Как связать, подумал Ганс Касторп, эту благородную печаль Холгера с его озорством, с пошлым ребячеством, с неумными мальчишескими проделками и с отнюдь не меланхоличной оплеухой, которую он закатил прокурору? Последовательности и цельности натуры здесь, видимо, ждать нечего. Может быть, мы имеем дело с таким же характером, как у горбатого человека из песенки, который жалобно и ехидно горюет и требует, чтобы за него заступились? На почитатели Холгера, видимо, не ставили себе этих вопросов. Главное для них было уговорить Ганса Касторпа, снова принять участие в деятельности их кружка. Он непременно должен присутствовать на следующем сеансе, ведь сейчас все так великолепно наладилось. Элли в трансе обещала в следующий раз показать любого умершего – кого только пожелают члены кружка.
Любого? Все же Ганс Касторп отказался.
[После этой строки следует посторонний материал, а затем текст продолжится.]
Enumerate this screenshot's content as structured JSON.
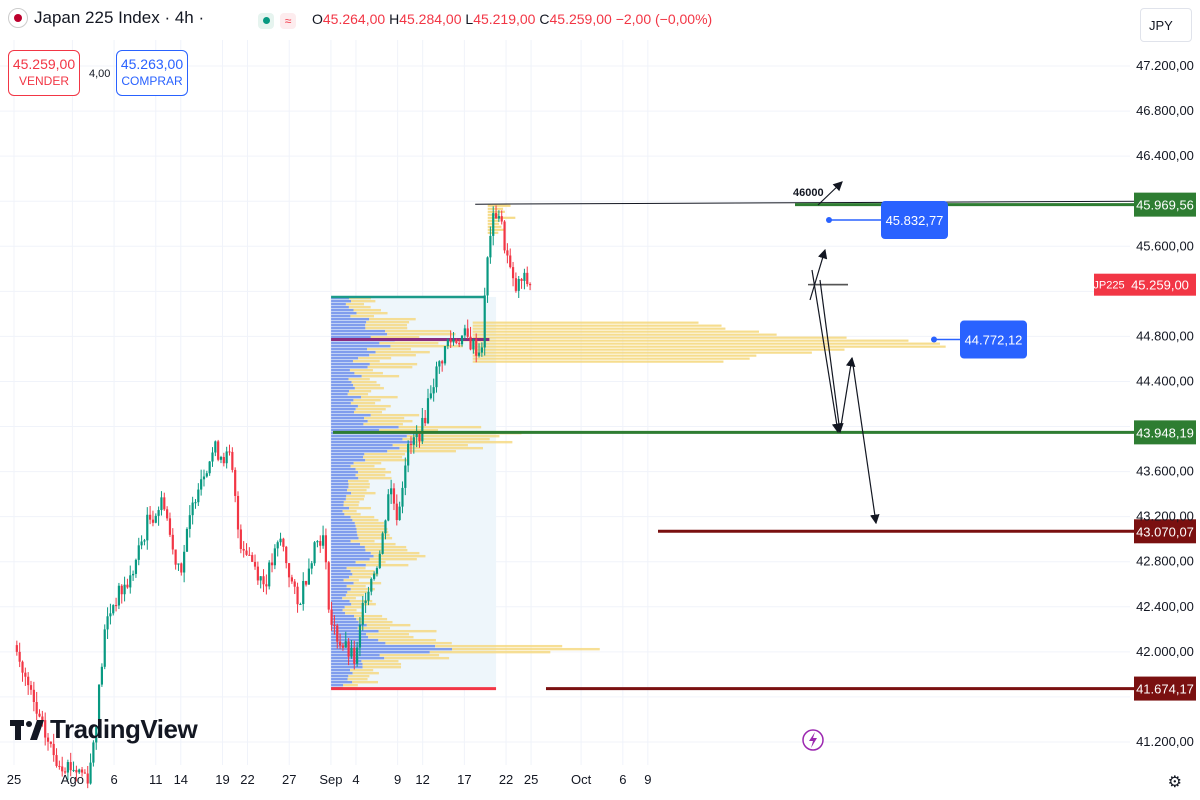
{
  "header": {
    "title": "Japan 225 Index · 4h ·",
    "ohlc": {
      "o_label": "O",
      "o": "45.264,00",
      "h_label": "H",
      "h": "45.284,00",
      "l_label": "L",
      "l": "45.219,00",
      "c_label": "C",
      "c": "45.259,00",
      "change": "−2,00 (−0,00%)"
    },
    "indicator_icons": [
      "green-dot-icon",
      "wave-icon"
    ]
  },
  "trade": {
    "sell_price": "45.259,00",
    "sell_label": "VENDER",
    "spread": "4,00",
    "buy_price": "45.263,00",
    "buy_label": "COMPRAR"
  },
  "currency": "JPY",
  "logo": {
    "text": "TradingView"
  },
  "colors": {
    "up": "#089981",
    "down": "#f23645",
    "profile_blue": "#5b7fe8",
    "profile_yellow": "#f5d77a",
    "level_green": "#2e7d32",
    "level_red": "#7a1010"
  },
  "chart_data": {
    "type": "candlestick",
    "symbol": "JP225",
    "timeframe": "4h",
    "ylim": [
      41000,
      47400
    ],
    "y_ticks": [
      "47.200,00",
      "46.800,00",
      "46.400,00",
      "45.600,00",
      "44.800,00",
      "44.400,00",
      "43.600,00",
      "43.200,00",
      "42.800,00",
      "42.400,00",
      "42.000,00",
      "41.200,00"
    ],
    "x_ticks": [
      {
        "label": "25",
        "day": 0
      },
      {
        "label": "Ago",
        "day": 7
      },
      {
        "label": "6",
        "day": 12
      },
      {
        "label": "11",
        "day": 17
      },
      {
        "label": "14",
        "day": 20
      },
      {
        "label": "19",
        "day": 25
      },
      {
        "label": "22",
        "day": 28
      },
      {
        "label": "27",
        "day": 33
      },
      {
        "label": "Sep",
        "day": 38
      },
      {
        "label": "4",
        "day": 41
      },
      {
        "label": "9",
        "day": 46
      },
      {
        "label": "12",
        "day": 49
      },
      {
        "label": "17",
        "day": 54
      },
      {
        "label": "22",
        "day": 59
      },
      {
        "label": "25",
        "day": 62
      },
      {
        "label": "Oct",
        "day": 68
      },
      {
        "label": "6",
        "day": 73
      },
      {
        "label": "9",
        "day": 76
      }
    ],
    "price_path": [
      [
        0,
        42060
      ],
      [
        3,
        41380
      ],
      [
        5,
        41050
      ],
      [
        9,
        40900
      ],
      [
        10,
        41500
      ],
      [
        11,
        42250
      ],
      [
        12,
        42450
      ],
      [
        14,
        42650
      ],
      [
        16,
        43150
      ],
      [
        18,
        43350
      ],
      [
        19,
        42900
      ],
      [
        20,
        42750
      ],
      [
        22,
        43500
      ],
      [
        24,
        43800
      ],
      [
        26,
        43700
      ],
      [
        27,
        43000
      ],
      [
        28,
        42900
      ],
      [
        30,
        42600
      ],
      [
        32,
        43000
      ],
      [
        34,
        42400
      ],
      [
        36,
        42950
      ],
      [
        37,
        43050
      ],
      [
        38,
        42250
      ],
      [
        39,
        42100
      ],
      [
        41,
        41900
      ],
      [
        42,
        42500
      ],
      [
        44,
        42900
      ],
      [
        45,
        43500
      ],
      [
        46,
        43200
      ],
      [
        47,
        43750
      ],
      [
        49,
        44000
      ],
      [
        50,
        44350
      ],
      [
        52,
        44750
      ],
      [
        54,
        44800
      ],
      [
        56,
        44650
      ],
      [
        57,
        45700
      ],
      [
        58,
        45950
      ],
      [
        59,
        45550
      ],
      [
        60,
        45200
      ],
      [
        61,
        45300
      ],
      [
        62,
        45259
      ]
    ],
    "levels": [
      {
        "value": 46000,
        "label": "46000",
        "style": "thin-black"
      },
      {
        "value": 45969.56,
        "label": "45.969,56",
        "color": "green"
      },
      {
        "value": 45832.77,
        "label": "45.832,77",
        "style": "callout"
      },
      {
        "value": 45259.0,
        "label": "45.259,00",
        "tag": "JP225",
        "style": "current-price"
      },
      {
        "value": 44772.12,
        "label": "44.772,12",
        "style": "callout"
      },
      {
        "value": 43948.19,
        "label": "43.948,19",
        "color": "green"
      },
      {
        "value": 43070.07,
        "label": "43.070,07",
        "color": "red"
      },
      {
        "value": 41674.17,
        "label": "41.674,17",
        "color": "red"
      }
    ],
    "volume_profile": {
      "from_day": 38.5,
      "to_day": 59,
      "low": 41674,
      "high": 45150,
      "poc": 44772
    }
  }
}
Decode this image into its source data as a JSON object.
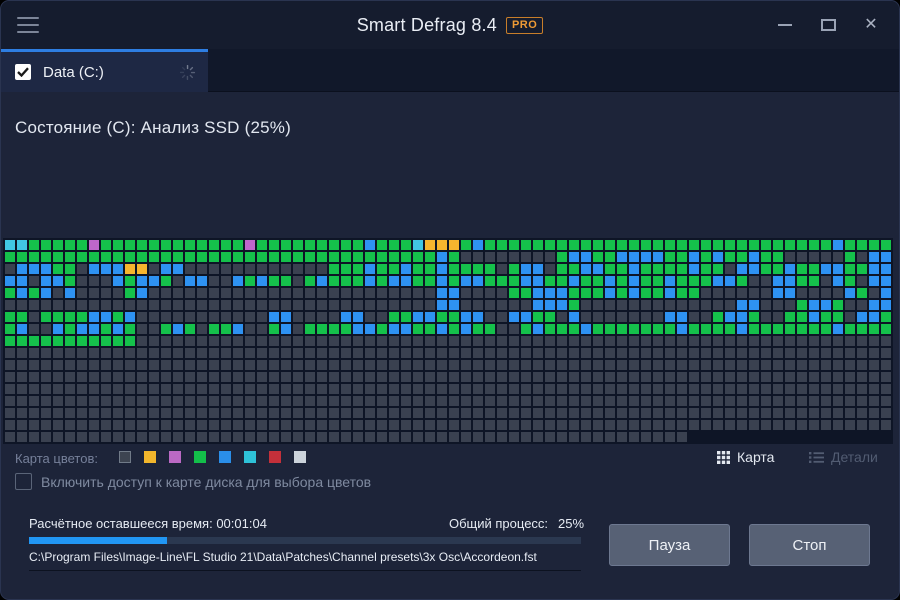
{
  "window": {
    "title": "Smart Defrag 8.4",
    "badge": "PRO"
  },
  "icons": {
    "close": "✕"
  },
  "tab": {
    "label": "Data (C:)",
    "checked": true
  },
  "status": "Состояние (C): Анализ SSD (25%)",
  "disk_map": {
    "cols": 74,
    "rows": 17,
    "palette": {
      "G": "#15c14b",
      "B": "#2e92f2",
      "D": "#3a4150",
      "C": "#41c7e3",
      "Y": "#f7b52e",
      "P": "#bf67cb"
    },
    "rows_data": [
      "CCGGGGGPGGGGGGGGGGGGPGGGGGGGGGBGGGCYYYGBGGGGGGGGGGGGGGGGGGGGGGGGGGGGGBGGGG",
      "GGGGGGGGGGGGGGGGGGGGGGGGGGGGGGGGGGGGBGDDDDDDDDGBBGGBBBBGGBGBGGBGGDDDDDGDBB",
      "DBBBGGDBBBYYDBBDDDDDDDDDDDDGGGBGGBGGBGGGGDGBBDGGBBGGBGGGGBGGDBBGGBGGBBGGBB",
      "BBDBBGDDDBGBBGDBBDDBGBGGDGBGGGBGBBGGBGBBGGGBBGGBGGBGBGGBGGGBBGDDBBGGDBGDBB",
      "GBGBDBDDDDGBDDDDDDDDDDDDDDDDDDDDDDDDBBDDDDGGBBBGGGBGBGGBGGDDDDDDBBDDDDBGDB",
      "DDDDDDDDDDDDDDDDDDDDDDDDDDDDDDDDDDDDBBDDDDDDBBBGDDDDDDDDDDDDDBBDDDGBBGDDBB",
      "GGDGGGGBBGBDDDDDDDDDDDBBDDDDBBDDGGBBGGBBDDBBGGDBDDDDDDDBBDDGBBGDDGGBGGDBBG",
      "GBDDBGBBGBGDDGBGDGGBDDGBDGGGGBBGBBGGBGBGGDDGBGGGBGGGGGGGBGGGGBGGGGGGGBGGGG",
      "GGGGGGGGGGGDDDDDDDDDDDDDDDDDDDDDDDDDDDDDDDDDDDDDDDDDDDDDDDDDDDDDDDDDDDDDD",
      "DDDDDDDDDDDDDDDDDDDDDDDDDDDDDDDDDDDDDDDDDDDDDDDDDDDDDDDDDDDDDDDDDDDDDDDD",
      "DDDDDDDDDDDDDDDDDDDDDDDDDDDDDDDDDDDDDDDDDDDDDDDDDDDDDDDDDDDDDDDDDDDDDDDD",
      "DDDDDDDDDDDDDDDDDDDDDDDDDDDDDDDDDDDDDDDDDDDDDDDDDDDDDDDDDDDDDDDDDDDDDDDD",
      "DDDDDDDDDDDDDDDDDDDDDDDDDDDDDDDDDDDDDDDDDDDDDDDDDDDDDDDDDDDDDDDDDDDDDDDD",
      "DDDDDDDDDDDDDDDDDDDDDDDDDDDDDDDDDDDDDDDDDDDDDDDDDDDDDDDDDDDDDDDDDDDDDDDD",
      "DDDDDDDDDDDDDDDDDDDDDDDDDDDDDDDDDDDDDDDDDDDDDDDDDDDDDDDDDDDDDDDDDDDDDDDD",
      "DDDDDDDDDDDDDDDDDDDDDDDDDDDDDDDDDDDDDDDDDDDDDDDDDDDDDDDDDDDDDDDDDDDDDDDD",
      "DDDDDDDDDDDDDDDDDDDDDDDDDDDDDDDDDDDDDDDDDDDDDDDDDDDDDDDDDDDDDDDDDDDDDDDD"
    ]
  },
  "legend": {
    "label": "Карта цветов:",
    "swatches": [
      {
        "name": "dark-gray",
        "color": "#3d4451"
      },
      {
        "name": "yellow",
        "color": "#f2b62c"
      },
      {
        "name": "purple",
        "color": "#bb69c4"
      },
      {
        "name": "green",
        "color": "#13bf4a"
      },
      {
        "name": "blue",
        "color": "#2a8ee9"
      },
      {
        "name": "cyan",
        "color": "#2ec2d8"
      },
      {
        "name": "red",
        "color": "#c3303a"
      },
      {
        "name": "white",
        "color": "#ccd3db"
      }
    ]
  },
  "view_toggle": {
    "map_label": "Карта",
    "details_label": "Детали"
  },
  "map_checkbox": {
    "label": "Включить доступ к карте диска для выбора цветов",
    "checked": false
  },
  "progress": {
    "time_label": "Расчётное оставшееся время:",
    "time_value": "00:01:04",
    "total_label": "Общий процесс:",
    "total_value": "25%",
    "percent": 25,
    "bar_color": "#2196f3"
  },
  "current_file": "C:\\Program Files\\Image-Line\\FL Studio 21\\Data\\Patches\\Channel presets\\3x Osc\\Accordeon.fst",
  "buttons": {
    "pause": "Пауза",
    "stop": "Стоп"
  }
}
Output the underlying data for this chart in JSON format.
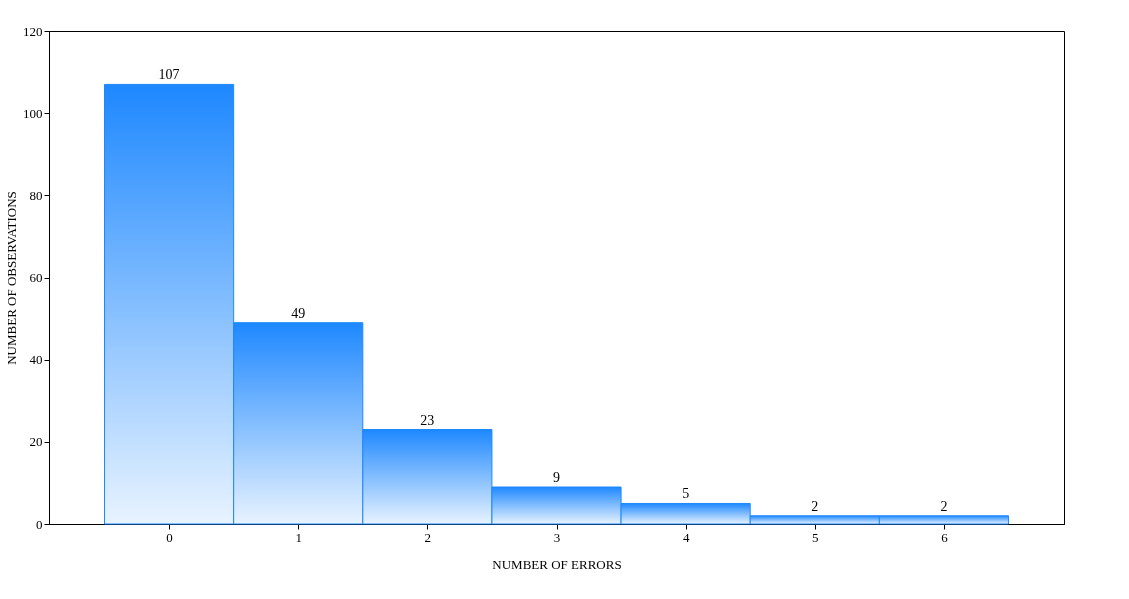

Однако то, что вызвать можно любого покойника, настолько его заинтересовало, что за три ближайших дня он принял противоположное решение. Вернее – не в три дня, он изменил свое решение за три минуты. Произошла эта перемена, когда он в часы вечернего одиночества поставил опять ту пластинку, на которой был запечатлен симпатичнейший образ Валентина, и Ганс Касторп, сидя в кресле, снова слушал солдатскую молитву уходящего на войну честного малого. Его влекло на поле чести, и он пел:
А призовет меня господь —Тебя я буду охранять,О Маргарита!
И тут опять, как всегда, когда он слышал эту песню, Ганс Касторп почувствовал себя растроганным, а ввиду некоторых возможностей – на этот раз особенно глубоко; волнение вызвало определенное желание, и он сказал себе: «Пусть это занятие праздное и даже греховное, но такая встреча была бы все же удивительным и необычайно радостным событием. Если он имеет к этому отношение, насколько я его знаю, он не рассердится». И Гансу Касторпу вспомнилось спокойное и снисходительное восклицание кузена «пожалуйста, пожалуйста», раздавшееся во мраке рентгеновского кабинета, когда Ганс Касторп попросил разрешить ему некоторую оптическую нескромность по отношению к грудной клетке Иоахима.